Insight: Big Oil and the Future of Energy

By: Thomas Holst

Note: The opinions expressed are those of the author alone and do not reflect an institutional position of the Gardner Institute. We hope the opinions shared contribute to the marketplace of ideas and help people as they formulate their own INFORMED DECISIONS™.

The global pandemic has challenged all sectors of the economy. Pandemic-induced shocks to the energy sector buffeted U.S. oil & gas companies once considered the bedrock of the economy.

The Dow Jones Industrial (DJI) index dropped ExxonMobil after nearly a century of membership. Contributing factors include ExxonMobil’s precipitous 70% drop in market capitalization over the last decade. Chevron is the only oil and gas company remaining in the DJI index.

ExxonMobil’s board of directors resisted advice from BlackRock and New York state pension funds calling for the current ExxonMobil chief executive to step aside so the company may reinvent itself for a climate-friendlier era. While oil and gas companies’ steady dividend distributions kept them in fund managers’ portfolios, an investment community transformation is underway.

Environment, social, and governance investors demand oil and gas companies reinvent themselves. BlackRock, the world’s largest asset manager with $8 trillion in assets, announced plans to exit investments with high sustainability risks. In addition, the U.S. energy sector has not helped itself by being the worst performer in four of the last six years in the Standard & Poor’s 500 index.

Is it possible for oil and gas companies to reinvent themselves? Yes. European companies British Petroleum, Total, and Shell all responded by shifting their energy portfolios away from carbon-intensive crude oil to cleaner-burning natural gas, while increasing investments in wind and solar energy.

Another noteworthy European phenomenon has been the emergence of utility companies shifting away from fossil fuels to wind, solar, and geothermal. As an example, Italy’s Enel brought its renewable energy expertise to Cove Fort, Utah in 2013. Enel Green Power North America started operations at the world’s first integrated, commercial-scale geothermal-hydro power plant.

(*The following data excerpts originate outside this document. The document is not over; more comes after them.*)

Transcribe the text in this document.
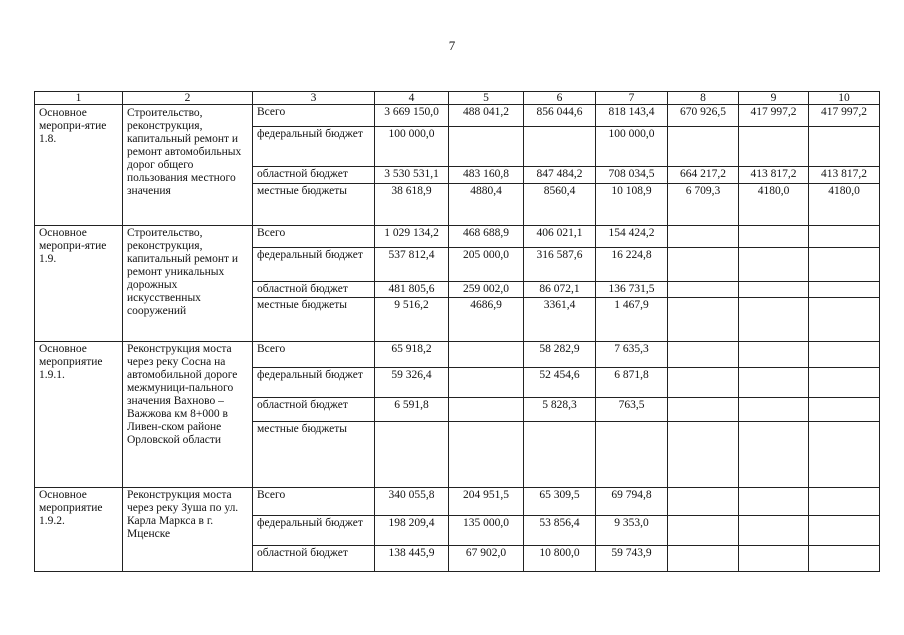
7
1	2	3	4	5	6	7	8	9	10
Основное меропри-ятие 1.8.	Строительство, реконструкция, капитальный ремонт и ремонт автомобильных дорог общего пользования местного значения	Всего	3 669 150,0	488 041,2	856 044,6	818 143,4	670 926,5	417 997,2	417 997,2
		федеральный бюджет	100 000,0			100 000,0			
		областной бюджет	3 530 531,1	483 160,8	847 484,2	708 034,5	664 217,2	413 817,2	413 817,2
		местные бюджеты	38 618,9	4880,4	8560,4	10 108,9	6 709,3	4180,0	4180,0
Основное меропри-ятие 1.9.	Строительство, реконструкция, капитальный ремонт и ремонт уникальных дорожных искусственных сооружений	Всего	1 029 134,2	468 688,9	406 021,1	154 424,2			
		федеральный бюджет	537 812,4	205 000,0	316 587,6	16 224,8			
		областной бюджет	481 805,6	259 002,0	86 072,1	136 731,5			
		местные бюджеты	9 516,2	4686,9	3361,4	1 467,9			
Основное мероприятие 1.9.1.	Реконструкция моста через реку Сосна на автомобильной дороге межмуници-пального значения Вахново – Важжова км 8+000 в Ливен-ском районе Орловской области	Всего	65 918,2		58 282,9	7 635,3			
		федеральный бюджет	59 326,4		52 454,6	6 871,8			
		областной бюджет	6 591,8		5 828,3	763,5			
		местные бюджеты							
Основное мероприятие 1.9.2.	Реконструкция моста через реку Зуша по ул. Карла Маркса в г. Мценске	Всего	340 055,8	204 951,5	65 309,5	69 794,8			
		федеральный бюджет	198 209,4	135 000,0	53 856,4	9 353,0			
		областной бюджет	138 445,9	67 902,0	10 800,0	59 743,9			
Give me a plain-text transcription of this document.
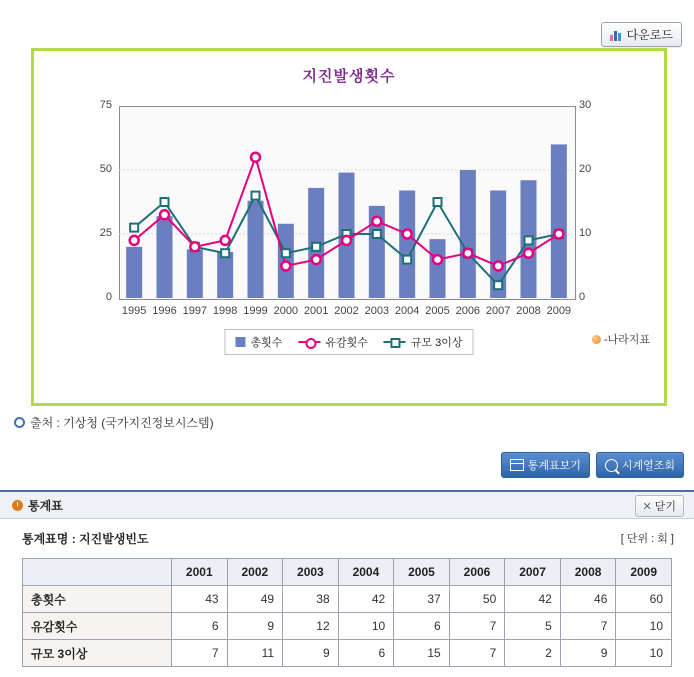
다운로드
지진발생횟수
0
25
50
75
0
10
20
30
1995 1996 1997 1998 1999 2000 2001 2002 2003 2004 2005 2006 2007 2008 2009
총횟수	유감횟수	규모 3이상	-나라지표
출처 : 기상청 (국가지진정보시스템)
통계표보기	시계열조회
통계표	✕ 닫기
통계표명 : 지진발생빈도	[ 단위 : 회 ]
	2001	2002	2003	2004	2005	2006	2007	2008	2009
총횟수	43	49	38	42	37	50	42	46	60
유감횟수	6	9	12	10	6	7	5	7	10
규모 3이상	7	11	9	6	15	7	2	9	10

Figure 1: Enel Green Power’s Geothermal-Hydro Power Plant in Cove Fort

Photo: Enel Green Power

U.S. utility NextEra is the world’s largest generator of wind and solar electricity. NextEra grew on the back of declining costs of wind and solar farms as well as cheaper, hydraulically fractured natural gas feedstocks. Has NextEra attracted investment capital? NextEra’s market capitalization recently surpassed XOM’s, signaling a new face for the U.S. energy sector.

Thomas Holst is the senior energy analyst at the Kem C. Gardner Policy Institute.